There was one last thing I wanted to add to the this week’s post in relation to our discussion in class. Tim asked how to best get children engaged and interested in museums, and I was thinking a lot about that in reference to the museums I’ve worked at. While it depends on the child, I feel that one way to increase the change of children enjoying themselves at a museum is to have exhibits which they can interact with. While museum exhibits are generally meant for looking at and reading, I have seen some great interactive exhibits that both children and adults have loved. The Niagara Falls History Museum had an exhibit that was largely meant for children on different holidays from around the world, and the whole exhibit was interactive. They had a combination of musical instruments, card and video games, and all sorts of other tangible pieces that taught the children about other cultures.
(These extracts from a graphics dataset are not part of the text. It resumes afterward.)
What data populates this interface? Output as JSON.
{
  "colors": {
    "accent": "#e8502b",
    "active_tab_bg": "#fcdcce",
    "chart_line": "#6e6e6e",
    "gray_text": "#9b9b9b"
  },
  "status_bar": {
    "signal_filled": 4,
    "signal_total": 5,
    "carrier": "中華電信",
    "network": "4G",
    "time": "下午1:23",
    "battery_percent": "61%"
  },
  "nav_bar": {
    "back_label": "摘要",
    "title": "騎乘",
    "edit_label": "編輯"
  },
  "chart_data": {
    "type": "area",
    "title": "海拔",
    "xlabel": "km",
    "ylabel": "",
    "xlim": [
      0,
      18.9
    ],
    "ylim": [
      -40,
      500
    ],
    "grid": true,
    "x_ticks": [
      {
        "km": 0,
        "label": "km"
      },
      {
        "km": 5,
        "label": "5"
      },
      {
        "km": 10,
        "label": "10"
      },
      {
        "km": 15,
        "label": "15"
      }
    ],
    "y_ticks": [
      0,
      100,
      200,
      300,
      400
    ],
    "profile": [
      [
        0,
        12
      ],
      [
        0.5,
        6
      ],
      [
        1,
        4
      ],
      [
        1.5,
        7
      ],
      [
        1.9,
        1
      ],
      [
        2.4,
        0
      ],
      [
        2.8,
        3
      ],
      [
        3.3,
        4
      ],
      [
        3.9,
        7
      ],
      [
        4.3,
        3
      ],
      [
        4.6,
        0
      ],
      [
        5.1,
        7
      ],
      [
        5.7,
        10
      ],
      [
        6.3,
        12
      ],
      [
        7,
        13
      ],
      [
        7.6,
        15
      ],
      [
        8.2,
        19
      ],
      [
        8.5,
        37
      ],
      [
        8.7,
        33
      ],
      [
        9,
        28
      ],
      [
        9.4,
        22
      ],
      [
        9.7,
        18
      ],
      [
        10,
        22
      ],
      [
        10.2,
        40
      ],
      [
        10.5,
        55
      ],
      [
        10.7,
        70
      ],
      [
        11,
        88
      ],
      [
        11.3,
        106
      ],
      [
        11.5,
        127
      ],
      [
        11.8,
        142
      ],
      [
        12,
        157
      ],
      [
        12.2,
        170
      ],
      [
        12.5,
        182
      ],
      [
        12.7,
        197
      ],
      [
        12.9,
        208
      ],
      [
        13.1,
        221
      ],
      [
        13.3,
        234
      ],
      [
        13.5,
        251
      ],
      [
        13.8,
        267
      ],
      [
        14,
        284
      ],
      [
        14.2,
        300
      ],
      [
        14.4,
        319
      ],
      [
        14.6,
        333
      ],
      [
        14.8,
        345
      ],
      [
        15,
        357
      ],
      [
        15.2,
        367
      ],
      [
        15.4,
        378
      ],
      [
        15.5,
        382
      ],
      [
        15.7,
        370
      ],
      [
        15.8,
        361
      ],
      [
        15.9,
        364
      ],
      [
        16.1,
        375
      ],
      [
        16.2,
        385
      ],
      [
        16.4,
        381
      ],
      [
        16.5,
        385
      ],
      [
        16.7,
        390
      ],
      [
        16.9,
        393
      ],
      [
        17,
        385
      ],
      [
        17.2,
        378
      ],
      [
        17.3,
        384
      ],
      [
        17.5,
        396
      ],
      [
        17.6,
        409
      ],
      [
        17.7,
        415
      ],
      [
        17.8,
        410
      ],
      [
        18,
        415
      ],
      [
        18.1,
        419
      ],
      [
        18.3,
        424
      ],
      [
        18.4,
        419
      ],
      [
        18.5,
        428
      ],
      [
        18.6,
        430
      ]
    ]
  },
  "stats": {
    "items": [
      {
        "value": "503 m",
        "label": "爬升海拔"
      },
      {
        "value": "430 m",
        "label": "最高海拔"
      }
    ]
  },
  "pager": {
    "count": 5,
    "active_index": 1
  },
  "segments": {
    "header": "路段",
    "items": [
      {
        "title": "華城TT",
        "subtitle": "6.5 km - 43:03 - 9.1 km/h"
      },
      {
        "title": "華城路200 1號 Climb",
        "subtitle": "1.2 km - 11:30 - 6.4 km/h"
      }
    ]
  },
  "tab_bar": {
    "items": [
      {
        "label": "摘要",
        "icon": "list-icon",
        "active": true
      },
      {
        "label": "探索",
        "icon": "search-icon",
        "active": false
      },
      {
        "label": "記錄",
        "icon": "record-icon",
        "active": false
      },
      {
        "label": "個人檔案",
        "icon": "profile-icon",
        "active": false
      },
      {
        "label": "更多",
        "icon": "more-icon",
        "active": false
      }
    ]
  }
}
The Willoughby Historical Museum has two interactive artifacts on display: a loom and an old telephone and switchboard. Both adults and children loved coming in and learning how both of these artifacts worked, but the children would always be especially amazed at how the process of calling someone worked back before modern telephones. I know that making interactive displays is often difficult, but in my experience it has worked well to pique the interest of kids who otherwise may have been uninterested in our museum.